Si apre oggi a Santa Maria La Nova, splendido complesso monumentale nel centro antico di Napoli, Scene di una Buona Storia evento suddiviso in cinque giornate e dedicato ai cento anni del Pci visti da Napoli e dal Sud. È promosso da Infinitimondi Bimestrale di Pensieri di Libertà, in collaborazione con Città Metropolitana che l’ha patrocinata; la Fillea-Cgil nazionale che ne è diventata co-protagonista; l’Istituto campano per la storia della Resistenza e l’Archivio di Stato che hanno assicurato la più ampia collaborazione; l’Archivio audiovisivo del Movimento operaio e democratico che ha messo a disposizione materiali unici.

Cinque giorni di incontri faranno da cornice alla mostra fotografica dedicata ai 100 anni incentrata sui materiali fotografici dell’Archivio di Mario Riccio, fotoreporter de l’Unità prematuramente scomparso; a una personale del fotografo napoletano Luciano Ferrara dedicata al Pci; alla presentazione in anteprima del terzo volume speciale per il centenario dedicato alla pubblicazione, in forma integrale, delle Autobiografie della prima generazione di comunisti napoletani dagli anni ’20 ai primi anni ’50 da un Fondo dell’Istituto campano per la Storia della Resistenza; alla presentazione del Grande Album Fotografico con oltre 540 foto sulla storia del Pci napoletano e del movimento operaio e sindacale, edito da Colonnese per l’occasione; a Materiali di propaganda di fine anni ’40 e primi anni ’50 custoditi dall’Archivio di Stato di Napoli e provenienti da Prefettura e Questura.

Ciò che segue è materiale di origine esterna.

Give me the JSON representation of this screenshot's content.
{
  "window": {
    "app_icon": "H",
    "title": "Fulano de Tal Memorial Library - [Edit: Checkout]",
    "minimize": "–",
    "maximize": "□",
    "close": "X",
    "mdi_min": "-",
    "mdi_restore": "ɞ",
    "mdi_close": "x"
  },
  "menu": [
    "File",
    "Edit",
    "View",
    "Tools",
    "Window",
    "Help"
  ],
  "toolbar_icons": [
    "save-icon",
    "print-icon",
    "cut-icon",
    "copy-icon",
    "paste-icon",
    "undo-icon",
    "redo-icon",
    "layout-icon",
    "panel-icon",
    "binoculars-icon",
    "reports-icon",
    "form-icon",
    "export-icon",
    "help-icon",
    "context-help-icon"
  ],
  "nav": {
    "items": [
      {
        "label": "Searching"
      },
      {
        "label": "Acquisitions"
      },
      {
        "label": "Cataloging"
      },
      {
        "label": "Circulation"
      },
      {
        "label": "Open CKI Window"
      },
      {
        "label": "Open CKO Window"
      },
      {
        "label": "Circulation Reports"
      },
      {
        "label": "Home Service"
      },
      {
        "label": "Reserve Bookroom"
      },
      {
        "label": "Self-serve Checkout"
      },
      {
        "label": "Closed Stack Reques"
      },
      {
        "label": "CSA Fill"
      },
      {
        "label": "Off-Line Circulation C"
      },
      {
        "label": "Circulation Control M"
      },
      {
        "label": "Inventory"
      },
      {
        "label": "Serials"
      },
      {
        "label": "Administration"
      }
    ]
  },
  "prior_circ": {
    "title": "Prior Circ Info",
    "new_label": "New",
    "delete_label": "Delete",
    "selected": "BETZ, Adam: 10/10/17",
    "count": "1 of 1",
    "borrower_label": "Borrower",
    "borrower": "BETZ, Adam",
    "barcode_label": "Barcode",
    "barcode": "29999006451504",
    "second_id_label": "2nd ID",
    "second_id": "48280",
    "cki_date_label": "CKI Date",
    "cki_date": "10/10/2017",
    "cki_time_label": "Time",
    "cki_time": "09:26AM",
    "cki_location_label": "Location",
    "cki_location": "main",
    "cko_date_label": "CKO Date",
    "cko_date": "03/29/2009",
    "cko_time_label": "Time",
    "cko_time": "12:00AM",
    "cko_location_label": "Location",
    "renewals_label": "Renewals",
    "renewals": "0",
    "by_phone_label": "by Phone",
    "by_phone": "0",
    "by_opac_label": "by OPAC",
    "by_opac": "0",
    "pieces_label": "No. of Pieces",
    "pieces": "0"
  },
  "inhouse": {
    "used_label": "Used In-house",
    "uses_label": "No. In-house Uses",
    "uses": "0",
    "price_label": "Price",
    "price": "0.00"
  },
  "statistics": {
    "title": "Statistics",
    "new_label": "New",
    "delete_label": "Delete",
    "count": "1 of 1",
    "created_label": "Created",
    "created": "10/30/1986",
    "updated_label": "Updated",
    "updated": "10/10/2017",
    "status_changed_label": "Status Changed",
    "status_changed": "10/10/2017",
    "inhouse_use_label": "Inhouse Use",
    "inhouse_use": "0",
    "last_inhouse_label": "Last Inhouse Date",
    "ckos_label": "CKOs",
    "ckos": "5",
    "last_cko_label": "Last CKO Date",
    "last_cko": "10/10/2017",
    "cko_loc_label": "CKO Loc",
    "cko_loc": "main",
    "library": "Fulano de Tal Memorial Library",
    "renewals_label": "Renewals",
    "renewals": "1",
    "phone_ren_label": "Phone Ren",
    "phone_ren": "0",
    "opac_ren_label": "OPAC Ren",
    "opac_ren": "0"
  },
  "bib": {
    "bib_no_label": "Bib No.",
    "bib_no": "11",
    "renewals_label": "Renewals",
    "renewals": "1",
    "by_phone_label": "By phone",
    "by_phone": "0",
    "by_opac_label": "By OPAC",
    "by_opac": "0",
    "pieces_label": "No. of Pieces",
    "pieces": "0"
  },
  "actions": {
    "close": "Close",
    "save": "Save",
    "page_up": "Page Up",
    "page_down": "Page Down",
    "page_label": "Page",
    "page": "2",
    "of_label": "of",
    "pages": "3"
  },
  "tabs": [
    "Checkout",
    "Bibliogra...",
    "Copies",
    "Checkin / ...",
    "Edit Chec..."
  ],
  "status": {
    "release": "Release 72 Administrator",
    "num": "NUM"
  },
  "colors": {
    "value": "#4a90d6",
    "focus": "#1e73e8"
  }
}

Tutto in presenza e in diretta streaming sulle pagine fb centoannipci e infinitimondi.

PROVIAMO COSÌ A SUPERARE quella idea malsana, che continua ad aleggiare anche in questo centenario, che quella dei comunisti italiani sia stata una malastoria, un errore, un incidente, quando invece essa ha rappresentato linfa vitale, della conquista prima e della difesa ed espansione poi, della democrazia e della libertà in Italia. Certo non da soli, con il concorso di tante altre culture e componenti altrettanto decisive, ma essi ne hanno rappresentato sicuramente parte costitutiva.
Mettendo tra parentesi ciò si è portato anche un colpo alla stessa democrazia, la si è esposta, la si è privata di alcune delle sue radici, di una delle sue componenti fondamentali non data da partiti e sindacati assunti in astratto ma visti nella loro capacità di fare e farsi società, popolo. In questo senso i protagonisti della mostra e delle centinaia di foto straordinarie in visione per la prima volta, sono i volti non tanto dei dirigenti ma quelli dei militanti, di quel mondo del lavoro e di quella classe operaia, di quelle donne e di quei giovani colti nei loro momenti di incontro, di festa, di lotta anche aspra.

ORA, SIA CHIARO, abbiamo ben presente che quella «storia» se è finita vuol dire che delle insufficienze doveva averle maturate, e la riflessione su questo è ancora da farsi, a dire il vero. E abbiamo ben presente che quel partito non torna. Ma certo, raccontarne criticamente storia e funzione, ruolo, vuol dire porre immediatamente un tema politico di fondo per l’oggi. È infatti del tutto aperta, e urgente, la ricerca del come, con chi e per cosa di una soggettività politica nuova che sappia fare in questo tempo nostro, con la testa e le speranze delle donne e degli uomini di oggi ciò che quel partito ha saputo fare lungo l’arco non breve del suo percorso. L’opposto di una chiusa nostalgica ma invece l’idea di una storia che, nonostante tutto, continua, testardamente a interrogarci. A partire da una lezione: la legittimazione della politica, per la sinistra, viene in primo luogo dalla sua capacità di coltivare un orizzonte radicale di cambiamento e di fondarlo sulla soggettività di forze delle società. Ed è solo da qui che può ripartire un discorso nuovo.